Le montant de cette taxe est, nonobstant toute clause contraire, répercuté dans le prix fixé dans les contrats conclus par l'exploitant avec les personnes physiques ou morales dont il réceptionne les déchets".
2. Applications jurisprudentielles
2.1. Position de la cour administrative de Douai
Dans cette affaire, la contribuable, dont l'activité est la collecte et le traitement des déchets industriels et ménagers, contestait la position de l'administration fiscale, qui avait estimé, pour le calcul de la valeur ajoutée, qu'il n'y avait pas lieu d'exclure le montant de la taxe sur le stockage des déchets acquittée par la société requérante. Cette dernière demandait, en conséquence, la décharge des suppléments de taxe professionnelle qu'entraînait pour elle la non déduction de cette taxe.
Pour rejeter cette demande de décharge, la cour administrative de Douai avait considéré que l'excédent "hors taxe" de la production sur les consommations de biens et de services en provenance de tiers devait s'entendre après déduction, pour les produits, des impôts et taxes qui frappent directement le prix des biens et des services. Par ailleurs, elle estimait que la taxe sur le stockage des déchets, nonobstant la circonstance qu'elle était calculée sur le tonnage de déchets réceptionnés, ne frappait pas directement le prix des biens et des services.
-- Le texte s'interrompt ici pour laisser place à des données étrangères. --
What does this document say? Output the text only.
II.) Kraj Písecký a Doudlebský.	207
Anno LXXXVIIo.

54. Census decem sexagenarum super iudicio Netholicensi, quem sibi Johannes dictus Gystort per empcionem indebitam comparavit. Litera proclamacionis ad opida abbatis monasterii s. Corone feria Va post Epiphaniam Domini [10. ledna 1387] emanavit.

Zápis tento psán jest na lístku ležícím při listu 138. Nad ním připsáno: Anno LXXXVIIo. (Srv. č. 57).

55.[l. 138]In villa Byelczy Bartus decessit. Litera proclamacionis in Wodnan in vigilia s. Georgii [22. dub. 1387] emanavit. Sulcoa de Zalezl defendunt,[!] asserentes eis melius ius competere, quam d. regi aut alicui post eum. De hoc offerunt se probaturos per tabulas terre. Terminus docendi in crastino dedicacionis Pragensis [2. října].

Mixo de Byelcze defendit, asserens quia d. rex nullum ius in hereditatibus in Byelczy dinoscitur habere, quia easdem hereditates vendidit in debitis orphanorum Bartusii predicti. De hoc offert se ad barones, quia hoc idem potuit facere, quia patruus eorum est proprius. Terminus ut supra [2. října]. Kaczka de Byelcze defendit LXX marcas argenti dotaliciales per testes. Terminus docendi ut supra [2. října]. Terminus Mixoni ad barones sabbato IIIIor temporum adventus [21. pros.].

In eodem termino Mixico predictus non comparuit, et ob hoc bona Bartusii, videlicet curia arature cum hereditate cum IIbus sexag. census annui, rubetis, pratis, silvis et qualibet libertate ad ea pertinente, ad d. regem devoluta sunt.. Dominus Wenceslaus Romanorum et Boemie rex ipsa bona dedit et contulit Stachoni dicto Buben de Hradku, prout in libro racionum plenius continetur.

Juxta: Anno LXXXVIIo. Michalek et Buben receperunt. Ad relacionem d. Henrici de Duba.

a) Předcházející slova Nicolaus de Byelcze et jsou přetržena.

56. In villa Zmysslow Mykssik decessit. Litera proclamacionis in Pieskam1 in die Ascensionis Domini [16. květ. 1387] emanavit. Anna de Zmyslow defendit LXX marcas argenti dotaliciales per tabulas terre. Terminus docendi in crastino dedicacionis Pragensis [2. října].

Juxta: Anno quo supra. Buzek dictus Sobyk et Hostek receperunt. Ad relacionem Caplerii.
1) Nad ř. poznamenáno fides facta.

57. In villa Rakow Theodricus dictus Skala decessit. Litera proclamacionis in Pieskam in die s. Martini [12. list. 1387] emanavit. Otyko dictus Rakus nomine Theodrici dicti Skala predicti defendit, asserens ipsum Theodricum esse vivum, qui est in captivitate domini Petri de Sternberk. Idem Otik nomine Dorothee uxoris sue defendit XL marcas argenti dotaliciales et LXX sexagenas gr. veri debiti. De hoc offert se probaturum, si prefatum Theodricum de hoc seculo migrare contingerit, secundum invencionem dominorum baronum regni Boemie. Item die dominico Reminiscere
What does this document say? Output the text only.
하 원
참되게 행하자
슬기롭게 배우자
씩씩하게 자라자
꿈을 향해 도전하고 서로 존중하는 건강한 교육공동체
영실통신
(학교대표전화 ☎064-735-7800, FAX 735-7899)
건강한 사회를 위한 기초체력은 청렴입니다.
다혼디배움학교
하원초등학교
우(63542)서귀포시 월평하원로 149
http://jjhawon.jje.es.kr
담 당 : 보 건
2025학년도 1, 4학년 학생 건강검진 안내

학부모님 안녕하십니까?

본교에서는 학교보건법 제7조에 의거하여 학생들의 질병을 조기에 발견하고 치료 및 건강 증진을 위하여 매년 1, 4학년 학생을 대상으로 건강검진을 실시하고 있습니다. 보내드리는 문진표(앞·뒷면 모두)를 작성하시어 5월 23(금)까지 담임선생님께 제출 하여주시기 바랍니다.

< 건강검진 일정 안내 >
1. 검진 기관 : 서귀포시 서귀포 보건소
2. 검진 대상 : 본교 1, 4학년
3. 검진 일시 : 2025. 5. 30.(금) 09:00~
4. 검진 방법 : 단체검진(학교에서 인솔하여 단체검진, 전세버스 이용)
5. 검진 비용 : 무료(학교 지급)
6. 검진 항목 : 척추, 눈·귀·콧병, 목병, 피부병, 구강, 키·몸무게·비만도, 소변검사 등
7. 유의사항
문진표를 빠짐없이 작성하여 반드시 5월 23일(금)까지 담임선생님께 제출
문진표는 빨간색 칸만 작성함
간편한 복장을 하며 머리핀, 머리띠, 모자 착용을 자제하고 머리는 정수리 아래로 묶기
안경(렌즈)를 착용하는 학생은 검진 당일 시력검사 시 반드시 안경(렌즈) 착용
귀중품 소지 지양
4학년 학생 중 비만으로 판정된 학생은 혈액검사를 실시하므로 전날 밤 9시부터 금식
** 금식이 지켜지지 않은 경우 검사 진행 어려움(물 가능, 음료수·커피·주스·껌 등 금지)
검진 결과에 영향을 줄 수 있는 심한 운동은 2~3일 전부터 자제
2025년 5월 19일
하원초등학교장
Il est à noter que les magistrats de la cour administrative d'appel de Douai ont réaffirmé, une quinzaine de jours plus tard, leur interprétation stricte de l'article 1647 B sexies du CGI, en jugeant dans une seconde espèce, que les taxes et impôts n'étant pas assimilables à des consommations de biens et services en provenance de tiers, ils ne devaient être déduits de la valeur ajoutée produite par l'entreprise et prise en compte pour le plafonnement de la taxe (CAA Douai, 2ème ch. 28 octobre 2003, n° 00DA00802, SA Transport Mallet N° Lexbase : A3304DAM).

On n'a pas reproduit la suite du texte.